The new revision will also explode a traditional storage bottleneck, Johnston continues. True, z/VSE 4.1—which shipped earlier this year—eliminated the long-standing 2 GB central storage restriction (it boasted support for up to 8 GB of real storage), but z/VSE 4.2 will go that several orders of magnitude better.
"Now, z/VSE V4.2 is designed to support up to 32 GB … of real processor storage," he says, which could entail additional scalability benefits. "Larger real memory may lead to a reduction in paging. Paging occurs when a task needs central storage but no free storage is available. At that point, the operating system has to find a page to remove, transfer it to external page storage, and start the new activity. From a system point of view, paging is just wasted activity and to be avoided. z/VSE V4.2's support for up to 32 GB of real storage means that, in many cases, less paging will occur."

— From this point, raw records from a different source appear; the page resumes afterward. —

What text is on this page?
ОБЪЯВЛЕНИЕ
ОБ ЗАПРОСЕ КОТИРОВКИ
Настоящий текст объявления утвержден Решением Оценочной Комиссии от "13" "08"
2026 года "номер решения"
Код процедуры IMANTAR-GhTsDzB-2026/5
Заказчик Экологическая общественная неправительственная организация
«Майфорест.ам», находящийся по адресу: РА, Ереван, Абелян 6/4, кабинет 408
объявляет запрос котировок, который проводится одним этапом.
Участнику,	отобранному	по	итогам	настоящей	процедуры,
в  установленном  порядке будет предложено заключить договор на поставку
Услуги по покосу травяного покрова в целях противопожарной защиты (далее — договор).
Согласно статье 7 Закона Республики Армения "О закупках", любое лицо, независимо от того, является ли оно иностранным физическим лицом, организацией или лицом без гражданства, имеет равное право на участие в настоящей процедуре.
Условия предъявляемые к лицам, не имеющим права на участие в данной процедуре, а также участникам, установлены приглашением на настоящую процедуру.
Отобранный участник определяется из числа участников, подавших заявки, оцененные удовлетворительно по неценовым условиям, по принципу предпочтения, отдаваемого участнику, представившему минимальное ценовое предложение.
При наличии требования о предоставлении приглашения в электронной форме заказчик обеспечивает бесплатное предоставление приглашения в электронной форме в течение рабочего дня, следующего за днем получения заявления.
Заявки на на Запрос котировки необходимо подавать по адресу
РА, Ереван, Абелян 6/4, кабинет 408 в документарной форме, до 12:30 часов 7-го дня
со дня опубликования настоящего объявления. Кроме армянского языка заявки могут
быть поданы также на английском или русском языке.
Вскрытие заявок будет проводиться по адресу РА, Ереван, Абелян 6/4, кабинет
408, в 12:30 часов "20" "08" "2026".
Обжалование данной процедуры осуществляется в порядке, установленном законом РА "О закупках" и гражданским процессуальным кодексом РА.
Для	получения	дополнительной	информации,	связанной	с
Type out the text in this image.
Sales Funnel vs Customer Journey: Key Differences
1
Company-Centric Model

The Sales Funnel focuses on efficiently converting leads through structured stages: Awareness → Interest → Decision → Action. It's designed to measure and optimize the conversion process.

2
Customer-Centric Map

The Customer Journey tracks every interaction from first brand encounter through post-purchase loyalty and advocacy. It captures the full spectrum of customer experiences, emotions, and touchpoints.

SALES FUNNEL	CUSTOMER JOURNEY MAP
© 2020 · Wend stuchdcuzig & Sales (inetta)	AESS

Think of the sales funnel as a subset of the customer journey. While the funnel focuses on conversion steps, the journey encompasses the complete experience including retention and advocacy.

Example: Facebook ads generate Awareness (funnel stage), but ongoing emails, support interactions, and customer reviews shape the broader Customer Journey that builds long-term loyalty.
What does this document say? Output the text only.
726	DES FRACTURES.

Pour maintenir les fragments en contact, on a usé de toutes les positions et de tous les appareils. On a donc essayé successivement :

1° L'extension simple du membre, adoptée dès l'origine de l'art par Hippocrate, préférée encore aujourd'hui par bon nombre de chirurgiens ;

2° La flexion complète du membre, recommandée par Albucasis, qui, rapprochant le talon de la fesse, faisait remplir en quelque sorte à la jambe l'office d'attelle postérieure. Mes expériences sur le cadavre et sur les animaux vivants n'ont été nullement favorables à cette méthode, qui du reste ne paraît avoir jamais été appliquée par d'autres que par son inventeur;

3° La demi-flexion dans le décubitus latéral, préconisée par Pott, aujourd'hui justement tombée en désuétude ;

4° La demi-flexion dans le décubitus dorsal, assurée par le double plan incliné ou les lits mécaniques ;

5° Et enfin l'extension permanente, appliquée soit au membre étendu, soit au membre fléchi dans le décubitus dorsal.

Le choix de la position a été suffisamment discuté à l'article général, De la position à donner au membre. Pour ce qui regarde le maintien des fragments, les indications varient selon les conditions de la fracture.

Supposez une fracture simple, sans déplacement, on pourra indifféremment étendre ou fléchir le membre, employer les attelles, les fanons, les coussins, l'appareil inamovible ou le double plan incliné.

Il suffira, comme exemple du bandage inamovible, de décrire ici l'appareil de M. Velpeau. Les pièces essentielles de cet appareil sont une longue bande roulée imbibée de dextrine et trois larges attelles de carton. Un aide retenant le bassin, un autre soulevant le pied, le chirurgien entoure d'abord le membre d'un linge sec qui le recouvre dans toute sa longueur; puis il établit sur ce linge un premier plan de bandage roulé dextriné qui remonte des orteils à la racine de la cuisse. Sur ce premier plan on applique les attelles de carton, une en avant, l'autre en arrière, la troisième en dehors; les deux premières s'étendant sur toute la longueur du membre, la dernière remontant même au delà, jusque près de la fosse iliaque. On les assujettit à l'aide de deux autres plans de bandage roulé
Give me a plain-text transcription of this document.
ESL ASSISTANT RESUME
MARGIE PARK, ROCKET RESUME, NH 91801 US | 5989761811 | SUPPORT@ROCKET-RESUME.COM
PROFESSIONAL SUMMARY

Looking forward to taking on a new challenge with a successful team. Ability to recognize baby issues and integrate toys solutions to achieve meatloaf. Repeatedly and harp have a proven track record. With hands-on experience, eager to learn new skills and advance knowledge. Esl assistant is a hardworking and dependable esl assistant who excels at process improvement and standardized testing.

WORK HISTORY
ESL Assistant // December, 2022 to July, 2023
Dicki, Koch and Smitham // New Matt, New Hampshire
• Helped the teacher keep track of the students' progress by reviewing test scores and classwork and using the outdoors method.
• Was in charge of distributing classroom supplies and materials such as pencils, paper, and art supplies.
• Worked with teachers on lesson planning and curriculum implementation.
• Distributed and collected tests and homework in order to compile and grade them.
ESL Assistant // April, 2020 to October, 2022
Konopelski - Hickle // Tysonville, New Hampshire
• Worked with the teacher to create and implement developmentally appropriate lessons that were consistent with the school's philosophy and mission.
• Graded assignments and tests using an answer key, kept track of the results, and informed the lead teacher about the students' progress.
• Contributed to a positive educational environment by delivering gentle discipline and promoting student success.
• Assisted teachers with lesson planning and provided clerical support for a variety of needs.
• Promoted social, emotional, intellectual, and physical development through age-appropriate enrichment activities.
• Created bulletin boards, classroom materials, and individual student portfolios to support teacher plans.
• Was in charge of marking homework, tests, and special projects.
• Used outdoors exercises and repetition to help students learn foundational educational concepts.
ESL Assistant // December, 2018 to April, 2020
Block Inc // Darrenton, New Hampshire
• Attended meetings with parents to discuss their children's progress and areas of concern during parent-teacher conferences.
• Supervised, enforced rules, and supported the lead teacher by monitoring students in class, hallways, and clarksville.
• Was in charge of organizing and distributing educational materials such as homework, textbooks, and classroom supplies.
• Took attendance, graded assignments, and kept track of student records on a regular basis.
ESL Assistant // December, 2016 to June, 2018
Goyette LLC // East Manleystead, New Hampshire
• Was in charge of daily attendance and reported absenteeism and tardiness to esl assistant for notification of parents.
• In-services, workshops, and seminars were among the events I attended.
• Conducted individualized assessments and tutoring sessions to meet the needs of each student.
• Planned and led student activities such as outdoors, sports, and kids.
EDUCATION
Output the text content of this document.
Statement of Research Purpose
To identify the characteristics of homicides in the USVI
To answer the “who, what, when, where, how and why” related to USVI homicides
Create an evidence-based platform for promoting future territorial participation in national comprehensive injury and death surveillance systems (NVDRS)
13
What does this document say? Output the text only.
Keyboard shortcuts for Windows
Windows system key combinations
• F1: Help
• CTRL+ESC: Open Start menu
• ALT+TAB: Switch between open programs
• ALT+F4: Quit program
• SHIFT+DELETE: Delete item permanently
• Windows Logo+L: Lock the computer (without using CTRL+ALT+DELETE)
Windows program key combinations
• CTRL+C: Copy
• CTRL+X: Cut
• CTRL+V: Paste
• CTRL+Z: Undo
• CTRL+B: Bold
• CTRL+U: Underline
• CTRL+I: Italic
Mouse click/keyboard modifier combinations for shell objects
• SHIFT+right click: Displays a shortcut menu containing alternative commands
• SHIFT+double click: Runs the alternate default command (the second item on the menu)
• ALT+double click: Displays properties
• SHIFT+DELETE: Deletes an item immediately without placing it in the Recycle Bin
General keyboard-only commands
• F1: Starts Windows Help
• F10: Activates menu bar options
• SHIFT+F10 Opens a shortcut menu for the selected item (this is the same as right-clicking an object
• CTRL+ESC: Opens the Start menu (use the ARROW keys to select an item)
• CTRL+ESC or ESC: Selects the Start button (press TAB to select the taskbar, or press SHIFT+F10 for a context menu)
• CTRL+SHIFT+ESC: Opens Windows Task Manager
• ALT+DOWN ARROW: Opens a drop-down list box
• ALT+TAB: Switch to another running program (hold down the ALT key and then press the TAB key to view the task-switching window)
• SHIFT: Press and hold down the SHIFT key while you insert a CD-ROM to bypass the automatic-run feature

Finally, Johnston concludes, z/VSE 4.2 will ship with a new Encryption Facility to better secure business data. This is a more involved proposition than it might seem, he points out. For starters, the function of the new Encryption Facility for z/VSE V1.1 is roughly equivalent to that of the z/OS variant (also at version 1.1). This means both implementations are also interoperable. "Tapes created by one can be read by the other," Johnston says.
At all events, z/VSE’s new Encryption Facility will help protect against the accidental (and frequently quite literal) loss of data.
"You may have seen news stories about tapes that have been 'lost.' There have been articles about tapes that have been misplaced, stolen, dropped off the back of a delivery truck, taken from a truck while the driver was having coffee, etc.," he explains. "One solution to avoid the compromise of business/personal data is to encrypt the tape. … If a tape falls into the wrong hands, the information is safe because it cannot be read without knowing the key."
VSE’s new Encryption Facility will be packaged and licensed as an optional, priced feature of IBM’s VSE Central Functions version 8, according to Johnston. This product includes the basic VSE operating system, along with a passel of other features. As with z/OS, the Encryption Facility for z/VSE also exploits built-in System z features to accelerate encryption and reduce processing costs. "[Encryption Facility] for z/VSE exploits new System z hardware instructions designed to accelerate the encryption process. These instructions are part of a no-charge, optional hardware feature—available on z990/890, z9 EC, and z9 BC models—known as CP Assist for Cryptographic Function," Johnston indicates. "Similarly, when compressing data, [Encryption Facility] for z/VSE uses System z hardware compression instructions."
As an added bonus, it’ll also be eligible for the Midrange Workload License Charges pricing scheme that Big Blue introduced earlier this year.
Stephen Swoyer is a Nashville, TN-based freelance journalist who writes about technology.